De petites maisons pleines de charme aux façades couvertes de lierre et de vigne vierge. Des cours ombragées où régnait une douceur apaisante. La place du village, occupée en grande partie par un immense platane qui abritait une terrasse de café. De l’autre côté de la place, une boulangerie répandait ses effluves de pain frais. Assis sur un banc, un couple de petits vieux leur sourit et leur fit un signe de la main. Détail absolument stupéfiant : tous les gens qu’ils croisaient leur disaient bonjour. Ils n’avaient vraiment plus l’habitude. Dans les rues régnait un calme quasi surnaturel.
La propriété en question était plutôt vaste. Un portail s’ouvrait dans une haie de lauriers. Il menait à une allée bordée d’arbustes en fleurs. Seringats, chèvrefeuilles et glycines dispensaient leurs parfums enivrants. Une terrasse en bois entourait la maison comprenant six pièces, sans compter la grande salle de bains et la cuisine aménagée. Tous deux pourraient disposer de leur propre bureau. Voilà qui les changerait de leurs 50 mètres carrés où chaque meuble abritait un véritable capharnaüm.
L’agent immobilier leur présenta les vendeurs, un couple de trentenaires jeunes et dynamiques.
– Vous verrez, disait l’homme, vous serez bien ici.

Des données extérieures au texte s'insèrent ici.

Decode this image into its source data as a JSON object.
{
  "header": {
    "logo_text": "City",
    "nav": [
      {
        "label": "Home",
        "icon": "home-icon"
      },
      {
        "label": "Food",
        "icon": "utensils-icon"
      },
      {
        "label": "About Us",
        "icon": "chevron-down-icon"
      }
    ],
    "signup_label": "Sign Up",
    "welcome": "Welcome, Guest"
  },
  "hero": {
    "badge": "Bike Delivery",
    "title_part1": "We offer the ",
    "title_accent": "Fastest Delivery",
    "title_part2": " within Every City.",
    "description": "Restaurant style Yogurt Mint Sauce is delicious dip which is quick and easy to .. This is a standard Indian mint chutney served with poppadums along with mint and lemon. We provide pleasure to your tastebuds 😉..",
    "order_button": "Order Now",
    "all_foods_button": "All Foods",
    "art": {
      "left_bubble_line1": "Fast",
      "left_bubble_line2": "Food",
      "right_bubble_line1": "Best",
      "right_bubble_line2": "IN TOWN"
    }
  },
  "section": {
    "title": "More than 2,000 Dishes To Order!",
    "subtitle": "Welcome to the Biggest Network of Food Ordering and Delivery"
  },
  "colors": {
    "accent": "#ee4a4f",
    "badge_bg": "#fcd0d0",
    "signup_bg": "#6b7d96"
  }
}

– L’ambiance est formidable, abonda sa compagne.
– Vous ne manquerez de rien, surenchérit l’homme.
– Vous avez tout à portée de main, compléta la femme.
– Et les gens sont tellement… commença l’homme.
– Oui, tellement… fit la femme en regardant ailleurs.
Isabelle et Arthur Korner regagnèrent Paris, des étoiles pleins les yeux.